Остаток вечера Сара проводит на чердаке, декламируя строки из «Нашего городка», особенно свою любимую часть ближе к финалу, где ее героиня, покойница, с небес уговаривает красавицу Эмили, недавно умершую от родов, не возвращаться на землю. «Поживешь здесь подольше, поймешь, что наша единственная цель – все забыть», – обращается Сара к своему отражению в зеркале, голос низкий, размеренный – в точности как учила миссис Кэмпбелл. Снаружи ярко светят окна соседних домов, на верандах мерцают тыквы, вдалеке темнеют очертания студенческого городка и больницы, где заболевшие подростки спят странным сном. Вспомнилось, как миссис Кэмпбелл объясняла смысл последней реплики: люди не ценят жизнь, пока живы. Поэтому Сара произносит ее медленно и вдумчиво, словно сама познала всю мудрость этих слов. «Нет, милая, – мягко говорит она, ощущая смутную ностальгию, – они не понимают».

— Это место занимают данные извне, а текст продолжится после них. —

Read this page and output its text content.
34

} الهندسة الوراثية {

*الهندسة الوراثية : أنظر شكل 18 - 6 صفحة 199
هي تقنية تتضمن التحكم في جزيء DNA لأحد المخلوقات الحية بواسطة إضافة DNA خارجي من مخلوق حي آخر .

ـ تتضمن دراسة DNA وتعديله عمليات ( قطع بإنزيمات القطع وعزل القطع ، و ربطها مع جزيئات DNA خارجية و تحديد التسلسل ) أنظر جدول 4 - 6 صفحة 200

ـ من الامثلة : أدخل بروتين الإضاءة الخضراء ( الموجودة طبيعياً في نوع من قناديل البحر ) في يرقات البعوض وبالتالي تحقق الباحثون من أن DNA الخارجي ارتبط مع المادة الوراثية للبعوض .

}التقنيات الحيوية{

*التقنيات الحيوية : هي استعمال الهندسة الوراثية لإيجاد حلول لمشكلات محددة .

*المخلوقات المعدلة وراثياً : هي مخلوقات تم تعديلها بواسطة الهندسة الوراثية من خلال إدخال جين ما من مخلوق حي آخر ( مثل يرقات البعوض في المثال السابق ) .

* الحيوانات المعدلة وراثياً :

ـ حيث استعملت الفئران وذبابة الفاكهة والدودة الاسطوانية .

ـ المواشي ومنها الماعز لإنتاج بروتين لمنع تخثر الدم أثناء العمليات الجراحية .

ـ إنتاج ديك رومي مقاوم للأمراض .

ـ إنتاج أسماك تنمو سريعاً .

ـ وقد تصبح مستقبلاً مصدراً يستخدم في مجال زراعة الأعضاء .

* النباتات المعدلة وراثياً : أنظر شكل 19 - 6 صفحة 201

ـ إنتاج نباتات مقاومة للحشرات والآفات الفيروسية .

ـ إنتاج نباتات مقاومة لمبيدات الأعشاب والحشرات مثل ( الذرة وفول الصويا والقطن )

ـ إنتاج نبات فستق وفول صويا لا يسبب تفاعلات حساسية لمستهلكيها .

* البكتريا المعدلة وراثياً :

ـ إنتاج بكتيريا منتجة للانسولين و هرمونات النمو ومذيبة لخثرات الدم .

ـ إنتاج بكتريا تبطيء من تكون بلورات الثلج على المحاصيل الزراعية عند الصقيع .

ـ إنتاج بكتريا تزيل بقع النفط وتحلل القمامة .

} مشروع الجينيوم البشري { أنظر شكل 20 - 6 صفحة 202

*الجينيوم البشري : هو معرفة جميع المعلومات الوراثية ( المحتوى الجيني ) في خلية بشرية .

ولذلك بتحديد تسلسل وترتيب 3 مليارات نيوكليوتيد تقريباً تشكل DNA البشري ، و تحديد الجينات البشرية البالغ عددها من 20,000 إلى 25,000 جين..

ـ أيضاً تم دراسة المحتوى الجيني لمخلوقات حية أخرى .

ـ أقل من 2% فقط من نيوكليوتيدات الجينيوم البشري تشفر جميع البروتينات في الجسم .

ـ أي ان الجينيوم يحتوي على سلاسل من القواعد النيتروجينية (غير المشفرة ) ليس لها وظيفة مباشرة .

Она не видит, кто сорвал с их участка тыкву и разбил о стену, не видит, кто именно пеной для бритья вывел на дорожке «ШИЗИКИ».
Когда звонки в дверь прекращаются и в округе воцаряется тишина, Сара застает отца у компьютера. Сгорбившись перед монитором, он, по обыкновению, ждет, пока загрузится страница.
Компьютер слишком медленный для того, чтобы девочки могли пользоваться им свободно, как сверстники. В школе вовсю обсуждают онлайн-трансляции, флирт, склоки – вторичная необъятная реальность загадочно перекликается с единственной известной Саре.
– Я тут думала насчет пьесы, – заговаривает она.
– Какой еще пьесы? – Со спины отец выглядит старше: костлявые плечи, намечающаяся плешь на затылке.
– В школе. Я же рассказывала.
Отец печатает, как всегда, медленно, одним пальцем, шаря взглядом по клавиатуре, словно буквы меняются местами всякий раз, стоит ему отвернуться.
– Впервые слышу.
– Премьера в пятницу, – напоминает Сара.
Отец перестает печатать:
– Актовый зал, полный народу? Издеваешься? Ты хоть представляешь, какое это раздолье для заразы?